Spokane City Councilman Mike Fagan is running for the council’s highest position.

Fagan, the lone conservative voice on the council, would have reached his term limit this year. The City Council president’s seat is the only one on the council to be elected citywide, and is held by Ben Stuckart, who is running for mayor.

In December, Fagan said he was considering a run, but wouldn’t file without his family’s support.

Fagan said he hoped to refocus the council’s efforts on what he sees as the city’s biggest issues – solving property crime, fixing streets and homelessness – instead of spending time on immigration issues or environmental legislation.

Fagan, who represents northeast Spokane, has opposed the majority liberal City Council on several issues, such as keeping immigration enforcement out of the city-owned Intermodal Center, where law enforcement is boarding buses and questioning bus riders about their immigration status.

In his comments Tuesday and when the proposal was discussed last fall, Fagan linked undocumented immigration to drugs and said U.S. Border Patrol agents should be able to do their job.

He has also sided with the mayor against the city’s sustainability law, which will require the city to use renewable energy and reduce carbon emissions by 2030.

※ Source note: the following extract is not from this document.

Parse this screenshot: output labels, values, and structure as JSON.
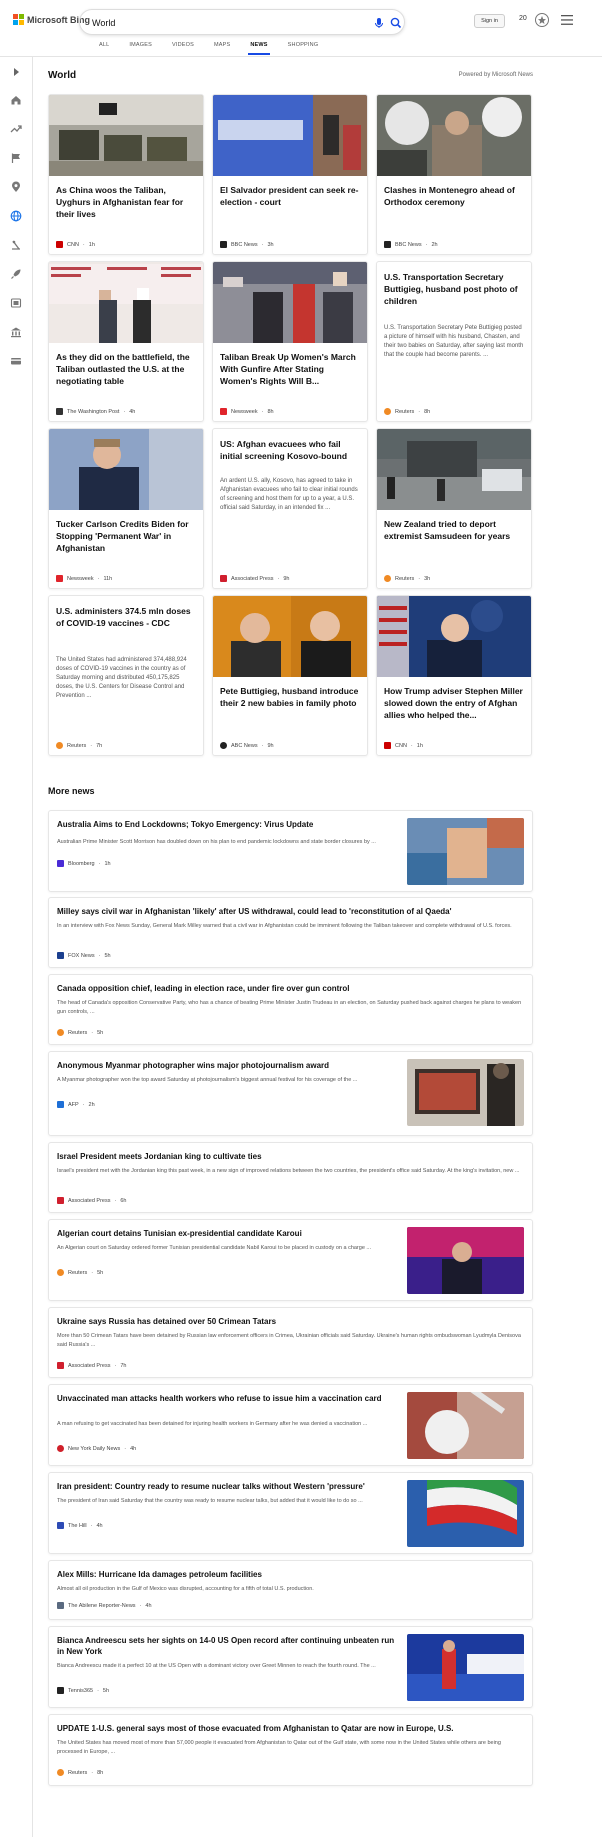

He said constituents in his council district, or citywide, are likely more concerned about streets and finding long-term solutions to reduce property crime, than social issues.

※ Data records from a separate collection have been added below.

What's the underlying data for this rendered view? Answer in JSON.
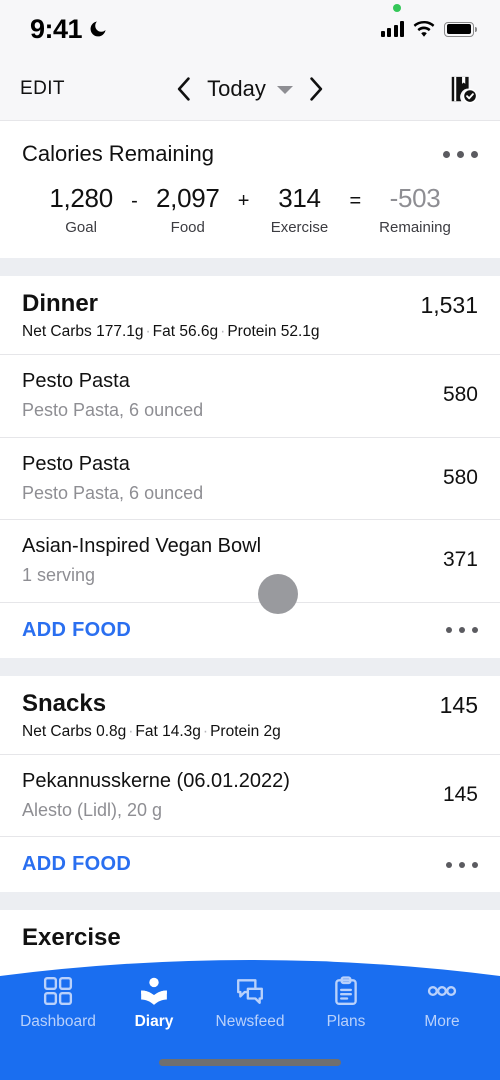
{
  "status_bar": {
    "time": "9:41",
    "moon_icon": "moon-icon",
    "green_dot": "recording-indicator-dot",
    "signal_icon": "cellular-signal-icon",
    "wifi_icon": "wifi-icon",
    "battery_icon": "battery-full-icon"
  },
  "nav_bar": {
    "edit_label": "EDIT",
    "prev_icon": "chevron-left-icon",
    "date_label": "Today",
    "caret_icon": "chevron-down-icon",
    "next_icon": "chevron-right-icon",
    "journal_icon": "journal-check-icon"
  },
  "calories_card": {
    "title": "Calories Remaining",
    "menu_icon": "overflow-menu-icon",
    "goal_value": "1,280",
    "goal_label": "Goal",
    "op_minus": "-",
    "food_value": "2,097",
    "food_label": "Food",
    "op_plus": "+",
    "exercise_value": "314",
    "exercise_label": "Exercise",
    "op_equals": "=",
    "remaining_value": "-503",
    "remaining_label": "Remaining",
    "remaining_color": "#8e8e93"
  },
  "meals": [
    {
      "name": "Dinner",
      "calories": "1,531",
      "macros": {
        "net_carbs": "Net Carbs 177.1g",
        "fat": "Fat 56.6g",
        "protein": "Protein 52.1g"
      },
      "items": [
        {
          "name": "Pesto Pasta",
          "description": "Pesto Pasta, 6 ounced",
          "calories": "580"
        },
        {
          "name": "Pesto Pasta",
          "description": "Pesto Pasta, 6 ounced",
          "calories": "580"
        },
        {
          "name": "Asian-Inspired Vegan Bowl",
          "description": "1 serving",
          "calories": "371"
        }
      ],
      "add_food_label": "ADD FOOD",
      "menu_icon": "overflow-menu-icon"
    },
    {
      "name": "Snacks",
      "calories": "145",
      "macros": {
        "net_carbs": "Net Carbs 0.8g",
        "fat": "Fat 14.3g",
        "protein": "Protein 2g"
      },
      "items": [
        {
          "name": "Pekannusskerne (06.01.2022)",
          "description": "Alesto (Lidl), 20 g",
          "calories": "145"
        }
      ],
      "add_food_label": "ADD FOOD",
      "menu_icon": "overflow-menu-icon"
    },
    {
      "name": "Exercise",
      "calories": "",
      "macros": {
        "net_carbs": "",
        "fat": "",
        "protein": ""
      },
      "items": [],
      "add_food_label": "",
      "menu_icon": ""
    }
  ],
  "macro_separator": "·",
  "cursor": {
    "name": "touch-cursor-indicator",
    "color": "#999a9e"
  },
  "bottom_nav": {
    "background_color": "#1a6ef0",
    "active_tab": "Diary",
    "items": [
      {
        "label": "Dashboard",
        "icon": "grid-icon",
        "active": false
      },
      {
        "label": "Diary",
        "icon": "book-reader-icon",
        "active": true
      },
      {
        "label": "Newsfeed",
        "icon": "chat-bubbles-icon",
        "active": false
      },
      {
        "label": "Plans",
        "icon": "clipboard-icon",
        "active": false
      },
      {
        "label": "More",
        "icon": "more-dots-icon",
        "active": false
      }
    ],
    "home_indicator": "home-indicator-bar"
  }
}
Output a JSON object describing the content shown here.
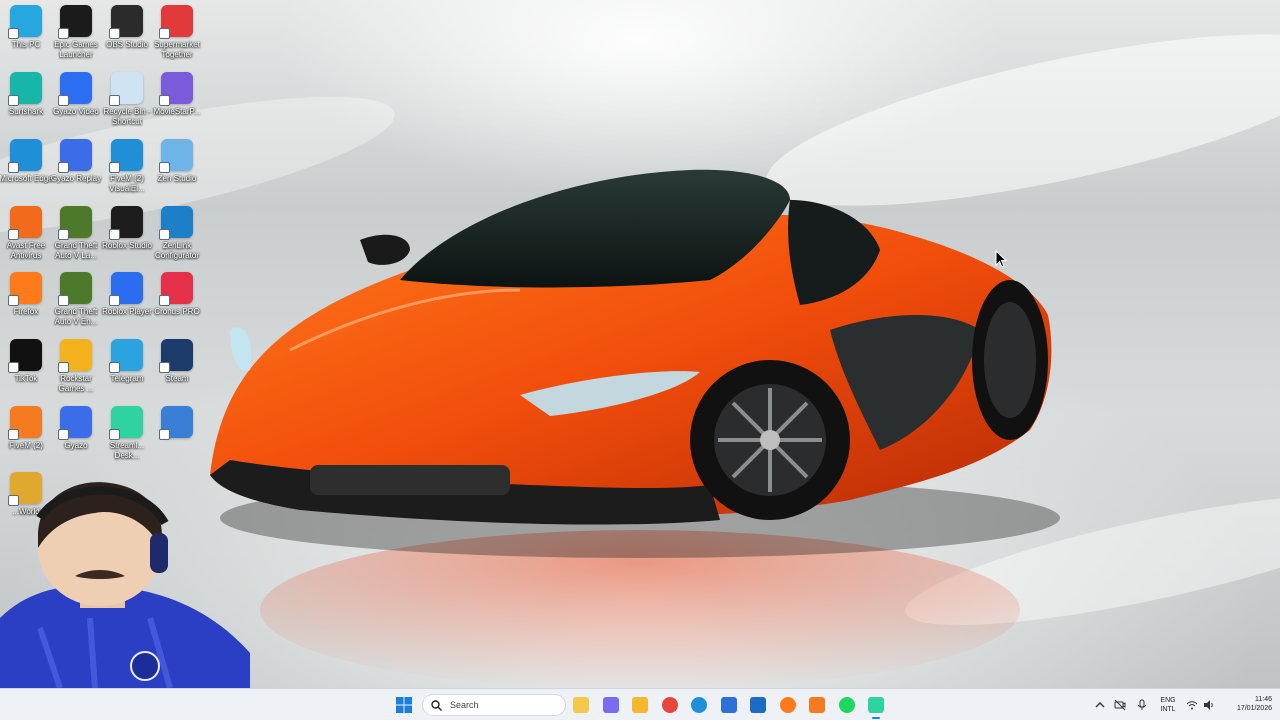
{
  "desktop": {
    "icons": [
      {
        "label": "This PC",
        "icon": "monitor-icon",
        "color": "#26a7e0"
      },
      {
        "label": "Epic Games Launcher",
        "icon": "epic-games-icon",
        "color": "#1b1b1b"
      },
      {
        "label": "OBS Studio",
        "icon": "obs-icon",
        "color": "#2b2b2b"
      },
      {
        "label": "Supermarket Together",
        "icon": "supermarket-icon",
        "color": "#e23a3a"
      },
      {
        "label": "Surfshark",
        "icon": "surfshark-icon",
        "color": "#17b6a9"
      },
      {
        "label": "Gyazo Video",
        "icon": "gyazo-video-icon",
        "color": "#2b6ef2"
      },
      {
        "label": "Recycle Bin - Shortcut",
        "icon": "recycle-bin-icon",
        "color": "#cfe3f3"
      },
      {
        "label": "MovieStarP...",
        "icon": "moviestar-icon",
        "color": "#7a5bd9"
      },
      {
        "label": "Microsoft Edge",
        "icon": "edge-icon",
        "color": "#1f8fd8"
      },
      {
        "label": "Gyazo Replay",
        "icon": "gyazo-replay-icon",
        "color": "#3b6de8"
      },
      {
        "label": "FiveM (2) VisualEl...",
        "icon": "edge-icon",
        "color": "#1f8fd8"
      },
      {
        "label": "Zen Studio",
        "icon": "zen-studio-icon",
        "color": "#6fb4e8"
      },
      {
        "label": "Avast Free Antivirus",
        "icon": "avast-icon",
        "color": "#f26b1d"
      },
      {
        "label": "Grand Theft Auto V La...",
        "icon": "gta-icon",
        "color": "#4c7a2a"
      },
      {
        "label": "Roblox Studio",
        "icon": "roblox-studio-icon",
        "color": "#1d1d1d"
      },
      {
        "label": "ZenLink Configurator",
        "icon": "zenlink-icon",
        "color": "#1e7fc9"
      },
      {
        "label": "Firefox",
        "icon": "firefox-icon",
        "color": "#ff7a1a"
      },
      {
        "label": "Grand Theft Auto V En...",
        "icon": "gta-icon",
        "color": "#4c7a2a"
      },
      {
        "label": "Roblox Player",
        "icon": "roblox-player-icon",
        "color": "#2a6df0"
      },
      {
        "label": "Cronus PRO",
        "icon": "cronus-icon",
        "color": "#e6304a"
      },
      {
        "label": "TikTok",
        "icon": "tiktok-icon",
        "color": "#111111"
      },
      {
        "label": "Rockstar Games ...",
        "icon": "rockstar-icon",
        "color": "#f3b21b"
      },
      {
        "label": "Telegram",
        "icon": "telegram-icon",
        "color": "#2aa3de"
      },
      {
        "label": "Steam",
        "icon": "steam-icon",
        "color": "#1b3b6a"
      },
      {
        "label": "FiveM (2)",
        "icon": "fivem-icon",
        "color": "#f47b20"
      },
      {
        "label": "Gyazo",
        "icon": "gyazo-icon",
        "color": "#3b6de8"
      },
      {
        "label": "Streaml... Desk...",
        "icon": "streamlabs-icon",
        "color": "#2fd2a1"
      },
      {
        "label": "",
        "icon": "fortnite-icon",
        "color": "#3a7fd6"
      },
      {
        "label": "...World",
        "icon": "world-icon",
        "color": "#e0a82c"
      }
    ]
  },
  "taskbar": {
    "search_placeholder": "Search",
    "apps": [
      {
        "name": "file-explorer-pinned-icon",
        "color": "#f2c94c"
      },
      {
        "name": "copilot-icon",
        "color": "#7a6cf0"
      },
      {
        "name": "file-explorer-icon",
        "color": "#f5b82e"
      },
      {
        "name": "chrome-icon",
        "color": "#e8453c"
      },
      {
        "name": "edge-icon",
        "color": "#1f8fd8"
      },
      {
        "name": "microsoft-store-icon",
        "color": "#2f6fd6"
      },
      {
        "name": "outlook-icon",
        "color": "#1c6cc4"
      },
      {
        "name": "firefox-icon",
        "color": "#ff7a1a"
      },
      {
        "name": "fivem-icon",
        "color": "#f47b20"
      },
      {
        "name": "spotify-icon",
        "color": "#1ed760"
      },
      {
        "name": "streamlabs-icon",
        "color": "#2fd2a1"
      }
    ],
    "tray": {
      "language_line1": "ENG",
      "language_line2": "INTL",
      "time": "11:46",
      "date": "17/01/2026"
    }
  }
}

“Social justice issues are important, hearing from all your constituents is important,” Fagan said. “But I don’t think that the social justice issues that we’ve had occasion to hear up until this particular point in time deserved the amount of priority and attention that they had been given.”

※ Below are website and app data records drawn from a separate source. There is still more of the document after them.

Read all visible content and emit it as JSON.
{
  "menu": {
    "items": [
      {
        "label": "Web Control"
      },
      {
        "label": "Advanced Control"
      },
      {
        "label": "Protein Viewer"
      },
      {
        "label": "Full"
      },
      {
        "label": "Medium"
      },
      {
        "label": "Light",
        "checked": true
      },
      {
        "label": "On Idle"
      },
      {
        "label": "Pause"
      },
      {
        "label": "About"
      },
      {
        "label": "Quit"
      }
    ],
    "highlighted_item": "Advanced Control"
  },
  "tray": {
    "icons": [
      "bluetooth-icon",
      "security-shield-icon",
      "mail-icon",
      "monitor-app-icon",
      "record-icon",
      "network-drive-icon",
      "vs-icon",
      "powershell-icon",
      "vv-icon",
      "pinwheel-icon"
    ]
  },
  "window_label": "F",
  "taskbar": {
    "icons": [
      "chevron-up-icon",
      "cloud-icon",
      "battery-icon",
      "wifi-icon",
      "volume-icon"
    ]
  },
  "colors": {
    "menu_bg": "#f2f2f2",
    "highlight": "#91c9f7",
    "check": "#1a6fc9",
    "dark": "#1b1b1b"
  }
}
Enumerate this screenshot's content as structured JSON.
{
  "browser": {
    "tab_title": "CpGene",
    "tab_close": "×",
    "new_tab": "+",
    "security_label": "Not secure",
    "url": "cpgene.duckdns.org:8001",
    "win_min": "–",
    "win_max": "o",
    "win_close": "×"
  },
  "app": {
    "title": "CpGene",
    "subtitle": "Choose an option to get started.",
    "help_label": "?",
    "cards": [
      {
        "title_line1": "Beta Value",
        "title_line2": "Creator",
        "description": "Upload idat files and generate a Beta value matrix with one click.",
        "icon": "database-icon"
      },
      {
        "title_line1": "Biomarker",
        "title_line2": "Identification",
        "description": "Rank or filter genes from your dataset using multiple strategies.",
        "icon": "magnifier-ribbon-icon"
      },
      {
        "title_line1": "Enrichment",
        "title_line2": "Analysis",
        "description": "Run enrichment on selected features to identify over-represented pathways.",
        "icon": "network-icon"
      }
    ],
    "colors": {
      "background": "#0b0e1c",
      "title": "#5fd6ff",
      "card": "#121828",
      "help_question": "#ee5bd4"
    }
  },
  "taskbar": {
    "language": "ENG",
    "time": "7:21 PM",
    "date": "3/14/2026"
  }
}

He said the city has also responded to the growing visibility of homelessness in Spokane by “shooting from the hip” and spending millions of dollars on things like warming centers, yet hasn’t equipped police officers to address the issue, leaving them demoralized.

He said the city’s plan to purchase one or more buildings for a 24/7 shelter should include behavioral health or other services on-site to ensure people have easy access to services that may help them get out of homelessness. He said homeless activists who regularly testify at City Hall have repeatedly asked for more services without the expectation that people staying in shelters work to change their own circumstances.

“I’m compassionate, I am kind, I have taken in the homeless,” he said. “At the end of the day, I have no problem doing that as long as I am assured of getting something in return. That would be just a simple commitment that you are going to do what you can to change your condition, to change your life.”

Fagan, an Army veteran, co-hosts a conservative radio show and has worked with anti-tax activist Tim Eyman to launch several statewide initiatives.

He was a longtime Hillyard Neighborhood leader when he first won his seat on the council in 2011. He was re-elected in 2015.

Fagan is running against fellow council member and civil rights lawyer Breean Beggs as well as former Spokane NAACP leader Phillip Tyler, who has been accused of domestic violence by multiple ex-wives. Tyler has denied abusing women. Tyler announced he was running in November and said he was encouraged by the many Democrats who won seats in the midterm elections and hoped to bring different parties together.

Tyler could not be reached for comment.

Beggs said he was looking forward to running a campaign against several candidates, but he believed most of Spokane shared his values toward criminal justice and the need for affordable housing.

“I’m a big believer in voters having choices,” he said. “So three people is good, we all have different approaches. But I believe I’m the most qualified to bring the city and council together.”